Learn about the new proposals and regulations that may allow students to carry handguns on community college campuses.
How safe are you on your community college’s campus? Many students have begun to express concern regarding their safety on campus, especially during off-peak hours.
For example, to take a night course at a community college, students are typically forced to either enter or leave class after sunset. With less light visibility and decreased crowds on campus in the evening, some students feel concerned about violence.
As a result, many students assert that they must take extra measures to ensure that they are well-protected. In light of this argument, some community college campuses are beginning to permit the carrying of personal handguns on campus.
This video looks at the question of students having guns on campus.
The Debate over College Campus Gun Regulations
Currently, most community college campuses do not allow the possession of a concealed handgun on campus. However, according to The Facts publication, college students in the state of Texas, who are above the age of 21, are now permitted to carry a gun on college campuses!
According to reports, in light of the public school and college violence in recent years, many students feel less protected when they’re attending classes. Specifically, upon the violent attacks on the Virginia Tech campus in 2007, many students began to protest school policies to fight for their right to carry a gun for protection. As 32 people were killed in the Virginia Tech shooting, in addition to any student injuries, many students now assert that carrying a weapon on campus helps to make each individual safer and more able to fight off a potential attacker, in the unlikely case that a threat was evident.
As one Texas college student argues, ‘There were people in Virginia Tech that had their (concealed handguns license) that were not allowed to carry them on the college campuses that could have brought the (attacker) down.”
While many students assert that the right to carry a concealed gun on campus helps to provide each student with personal protection and safety, other experts argue that this only serves to distract students from their educational focus. As The Facts further supports, community college leaders opposed to the handgun rights initiatives argue that their current campus safety measures are more than adequate to defend and protect all students. With trained officers, experts, and police staff on campus, students attending community college classes should feel safe, and they do not possess a need to carry a gun to class.

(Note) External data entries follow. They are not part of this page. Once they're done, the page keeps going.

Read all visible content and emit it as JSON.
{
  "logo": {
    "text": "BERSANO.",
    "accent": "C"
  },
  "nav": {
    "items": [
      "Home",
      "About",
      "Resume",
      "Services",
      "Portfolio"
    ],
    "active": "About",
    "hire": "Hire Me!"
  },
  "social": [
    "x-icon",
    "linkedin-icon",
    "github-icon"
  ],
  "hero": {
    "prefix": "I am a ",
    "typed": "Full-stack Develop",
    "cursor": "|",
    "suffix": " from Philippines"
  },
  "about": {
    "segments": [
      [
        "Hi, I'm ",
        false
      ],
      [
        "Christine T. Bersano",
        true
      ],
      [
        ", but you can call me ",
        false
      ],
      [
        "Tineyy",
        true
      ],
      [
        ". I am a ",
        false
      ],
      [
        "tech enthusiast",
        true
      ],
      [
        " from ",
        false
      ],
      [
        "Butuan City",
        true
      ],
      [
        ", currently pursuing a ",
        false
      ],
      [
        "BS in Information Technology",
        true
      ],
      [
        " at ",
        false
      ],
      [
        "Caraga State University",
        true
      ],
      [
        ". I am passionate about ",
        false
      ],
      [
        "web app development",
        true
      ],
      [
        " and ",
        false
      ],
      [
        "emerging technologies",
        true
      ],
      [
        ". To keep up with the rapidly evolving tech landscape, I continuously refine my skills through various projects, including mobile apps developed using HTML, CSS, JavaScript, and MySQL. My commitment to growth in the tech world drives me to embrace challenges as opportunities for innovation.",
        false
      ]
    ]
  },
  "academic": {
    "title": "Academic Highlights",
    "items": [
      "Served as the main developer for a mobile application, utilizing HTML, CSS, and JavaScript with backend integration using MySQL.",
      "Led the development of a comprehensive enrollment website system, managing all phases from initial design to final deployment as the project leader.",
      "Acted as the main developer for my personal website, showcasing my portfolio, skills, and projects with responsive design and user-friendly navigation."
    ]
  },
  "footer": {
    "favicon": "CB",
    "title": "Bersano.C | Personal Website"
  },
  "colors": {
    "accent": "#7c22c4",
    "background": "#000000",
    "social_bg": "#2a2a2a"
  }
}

Despite this argument, however, many still assert that campus efforts are not substantial enough. While campus officials are trained to respond to all dangerous attacks or threats, the opposing leaders argue that in the case wherein police are not able to arrive upon a crime scene rapidly enough, students with their own guns would be able to defend themselves until college protection support arrives.
This video offers another look at the issue of allowing guns on campus.
The Current Handgun Regulations
Students who desire to find out more details about their college’s handgun regulations must seek out information from campus and state leaders. For example, most states currently prohibit the concealment of handguns on college campuses, even if a student has the registered and licensed rights to carry a gun.
Such is the case in Kansas, as explained by The City of Wellington’s gun regulations. In the case of Wellington and Kansas students, individuals who are above the age of 21, who do not have a specific criminal record, and who have met all other gun regulations and training procedures are permitted to conceal a weapon. However, despite this right, the Kansas laws prohibit the concealment of weapons in various state-wide locations. Specifically, Kansas residents cannot carry a handgun into courtrooms, a state office building, in a public sporting event, and on a school and college campus.
Kansas, like many other states, is now being confronted with the protests of students and school leaders who believe that college students deserve the right to protect themselves in a situation of danger. Whether students are confronted with the rare case of a campus-wide attacker, or if an individual student feels threatened while attending class alone, many assert that individuals should not feel in fear or intimidated when attending college classes. As a result, new bills are constantly being proposed in order to override the state’s regulations on handgun possession laws and regulations. Undoubtedly, this debate will wager on, as both sides of the struggle strive to reach an agreement.